Husmeadórov, el patético y amistoso personaje de la obra, no puede en definitiva cumplir con la misión encomendada por su temible esposa (disertar sobre los efectos nocivos del tabaco), porque tiene algo más urgente que hacer. Tiene que hablarnos de él mismo, de sus frustraciones, de su vida entera asfixiada. Frente a esto, ¿qué valor tiene un discurso médico? Seguramente solo podrá servir si ayuda a la liberación de cada ser humano de su propia cárcel (a nada me parece en ocasiones más semejante la enfermedad).

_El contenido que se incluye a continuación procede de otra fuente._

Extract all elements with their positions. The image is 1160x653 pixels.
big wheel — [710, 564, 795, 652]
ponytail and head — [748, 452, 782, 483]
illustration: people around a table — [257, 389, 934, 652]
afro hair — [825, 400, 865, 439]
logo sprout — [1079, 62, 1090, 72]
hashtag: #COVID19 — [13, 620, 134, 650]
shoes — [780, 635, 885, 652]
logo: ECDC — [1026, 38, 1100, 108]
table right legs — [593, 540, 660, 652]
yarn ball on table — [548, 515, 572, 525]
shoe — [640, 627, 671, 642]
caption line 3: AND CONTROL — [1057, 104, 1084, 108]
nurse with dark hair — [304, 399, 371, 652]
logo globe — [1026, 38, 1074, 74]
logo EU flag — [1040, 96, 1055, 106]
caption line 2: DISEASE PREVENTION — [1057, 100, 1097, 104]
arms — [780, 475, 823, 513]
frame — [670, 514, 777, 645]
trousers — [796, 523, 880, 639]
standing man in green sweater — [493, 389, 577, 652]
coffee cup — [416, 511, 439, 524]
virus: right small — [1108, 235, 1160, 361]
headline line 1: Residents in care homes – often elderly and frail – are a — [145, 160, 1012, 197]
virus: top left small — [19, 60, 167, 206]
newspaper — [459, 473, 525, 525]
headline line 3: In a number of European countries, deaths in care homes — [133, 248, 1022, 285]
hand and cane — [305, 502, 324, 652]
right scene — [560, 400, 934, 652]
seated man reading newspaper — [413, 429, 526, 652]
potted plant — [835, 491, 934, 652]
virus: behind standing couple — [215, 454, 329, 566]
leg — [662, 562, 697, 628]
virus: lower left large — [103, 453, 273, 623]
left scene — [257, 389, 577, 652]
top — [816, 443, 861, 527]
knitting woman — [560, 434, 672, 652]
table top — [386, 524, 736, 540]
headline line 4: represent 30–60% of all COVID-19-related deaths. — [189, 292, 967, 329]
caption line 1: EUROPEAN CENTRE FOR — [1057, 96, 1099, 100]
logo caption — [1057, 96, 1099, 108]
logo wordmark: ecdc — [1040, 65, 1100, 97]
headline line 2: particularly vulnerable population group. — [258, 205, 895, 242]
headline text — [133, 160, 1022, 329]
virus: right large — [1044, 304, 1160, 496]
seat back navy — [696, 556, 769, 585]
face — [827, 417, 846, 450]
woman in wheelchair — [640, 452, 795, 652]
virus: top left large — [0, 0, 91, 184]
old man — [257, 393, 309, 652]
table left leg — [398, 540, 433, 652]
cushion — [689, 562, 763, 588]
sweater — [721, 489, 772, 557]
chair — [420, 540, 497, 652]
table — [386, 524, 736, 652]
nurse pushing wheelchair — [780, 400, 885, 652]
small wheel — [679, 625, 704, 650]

Por otra parte me parece extraño concluir que a la edad en que leía a Chéjov por primera vez no entendía lo que él decía. Probablemente no podría haberlo explicado como lo intento hacer ahora. Pero sin duda ya intuía que tendría que luchar por liberarme de mis propias asfixias. Y que mi tarea como médico no sería otra que tratar de ayudar a los demás a hacer lo propio.
Porque después de todo no hay peor mentira ni secreto que la que nos decimos o el que nos guardamos a nosotros mismos. ¿O acaso no nos dice esto Chéjov en toda su obra? Ahora bien, ¿no deberíamos los médicos decirle lo mismo, siempre, en toda ocasión, a nuestros pacientes?